Les informations qui ont filtré dans les médias parlent de gars qui dansent nus au son des tambours, d'une forme de privation de sommeil et de discussions au cours desquelles les hommes se passent un objet témoin qui est en fait un pénis de bois sculpté. Des activités inusitées qui, selon l'organisation, ont une importance symbolique lorsqu'elles sont mises en contexte.

Luc Lacroix estime que le Manking Project et Les Hommes de coeur poursuivent le même objectif: inciter les hommes à être plus vrais et plus intègres avec eux-mêmes. Comme François Camus, il a apprécié son expérience, qu'il juge néanmoins plus dure que celle qu'il a développée. «Notre méthode est plus bienveillante», précise-t-il toutefois.

Mankind Project a suscité la controverse il y a quelques années au Texas après le suicide d'un jeune homme qui avait participé à l'atelier du Nouveau guerrier. Les critiques les plus virulents laissent entendre que certaines de ses pratiques s'apparentent à celles des sectes.

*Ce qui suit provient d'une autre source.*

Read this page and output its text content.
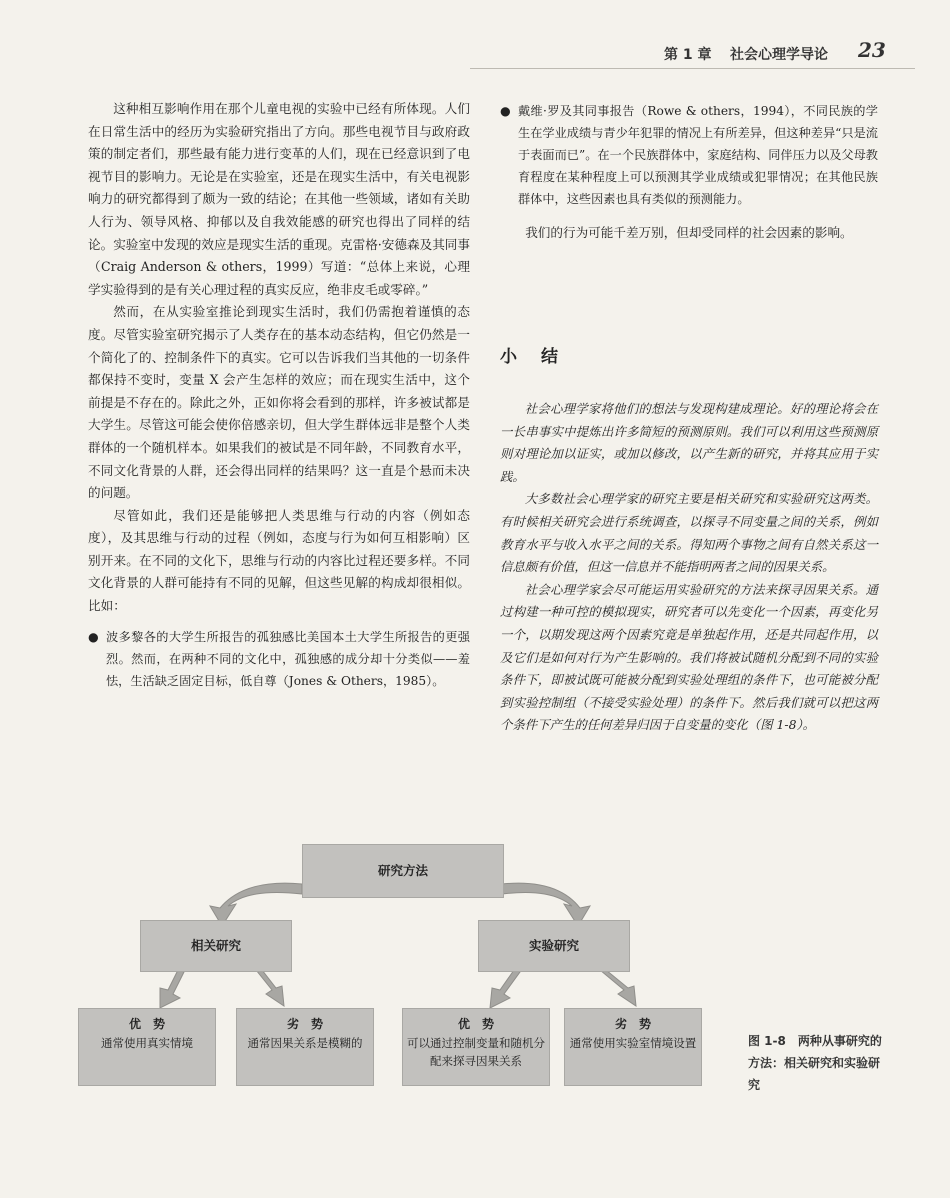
第 1 章 社会心理学导论 23

这种相互影响作用在那个儿童电视的实验中已经有所体现。人们在日常生活中的经历为实验研究指出了方向。那些电视节目与政府政策的制定者们，那些最有能力进行变革的人们，现在已经意识到了电视节目的影响力。无论是在实验室，还是在现实生活中，有关电视影响力的研究都得到了颇为一致的结论；在其他一些领域，诸如有关助人行为、领导风格、抑郁以及自我效能感的研究也得出了同样的结论。实验室中发现的效应是现实生活的重现。克雷格·安德森及其同事（Craig Anderson & others，1999）写道：“总体上来说，心理学实验得到的是有关心理过程的真实反应，绝非皮毛或零碎。”

然而，在从实验室推论到现实生活时，我们仍需抱着谨慎的态度。尽管实验室研究揭示了人类存在的基本动态结构，但它仍然是一个简化了的、控制条件下的真实。它可以告诉我们当其他的一切条件都保持不变时，变量 X 会产生怎样的效应；而在现实生活中，这个前提是不存在的。除此之外，正如你将会看到的那样，许多被试都是大学生。尽管这可能会使你倍感亲切，但大学生群体远非是整个人类群体的一个随机样本。如果我们的被试是不同年龄，不同教育水平，不同文化背景的人群，还会得出同样的结果吗？这一直是个悬而未决的问题。

尽管如此，我们还是能够把人类思维与行动的内容（例如态度），及其思维与行动的过程（例如，态度与行为如何互相影响）区别开来。在不同的文化下，思维与行动的内容比过程还要多样。不同文化背景的人群可能持有不同的见解，但这些见解的构成却很相似。比如：

● 波多黎各的大学生所报告的孤独感比美国本土大学生所报告的更强烈。然而，在两种不同的文化中，孤独感的成分却十分类似——羞怯，生活缺乏固定目标，低自尊（Jones & Others，1985）。
● 戴维·罗及其同事报告（Rowe & others，1994），不同民族的学生在学业成绩与青少年犯罪的情况上有所差异，但这种差异“只是流于表面而已”。在一个民族群体中，家庭结构、同伴压力以及父母教育程度在某种程度上可以预测其学业成绩或犯罪情况；在其他民族群体中，这些因素也具有类似的预测能力。

我们的行为可能千差万别，但却受同样的社会因素的影响。

小结

社会心理学家将他们的想法与发现构建成理论。好的理论将会在一长串事实中提炼出许多简短的预测原则。我们可以利用这些预测原则对理论加以证实，或加以修改，以产生新的研究，并将其应用于实践。

大多数社会心理学家的研究主要是相关研究和实验研究这两类。有时候相关研究会进行系统调查，以探寻不同变量之间的关系，例如教育水平与收入水平之间的关系。得知两个事物之间有自然关系这一信息颇有价值，但这一信息并不能指明两者之间的因果关系。

社会心理学家会尽可能运用实验研究的方法来探寻因果关系。通过构建一种可控的模拟现实，研究者可以先变化一个因素，再变化另一个，以期发现这两个因素究竟是单独起作用，还是共同起作用，以及它们是如何对行为产生影响的。我们将被试随机分配到不同的实验条件下，即被试既可能被分配到实验处理组的条件下，也可能被分配到实验控制组（不接受实验处理）的条件下。然后我们就可以把这两个条件下产生的任何差异归因于自变量的变化（图 1-8）。

研究方法
相关研究	实验研究
优　势
通常使用真实情境
劣　势
通常因果关系是模糊的
优　势
可以通过控制变量和随机分配来探寻因果关系
劣　势
通常使用实验室情境设置	图 1-8　两种从事研究的方法：相关研究和实验研究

L'organisation mère se défend longuement de ces accusations sur son site internet.

François Camus, lui, n'a rien à reprocher au Mankind Project, au contraire. «Mankind est la seule organisation que j'ai entendue dire clairement de ne pas prendre de décision importante au cours des six mois qui suivent l'atelier, dit-il, pour laisser le temps aux hommes de redescendre du «high» [provoqué par cette expérience intense].»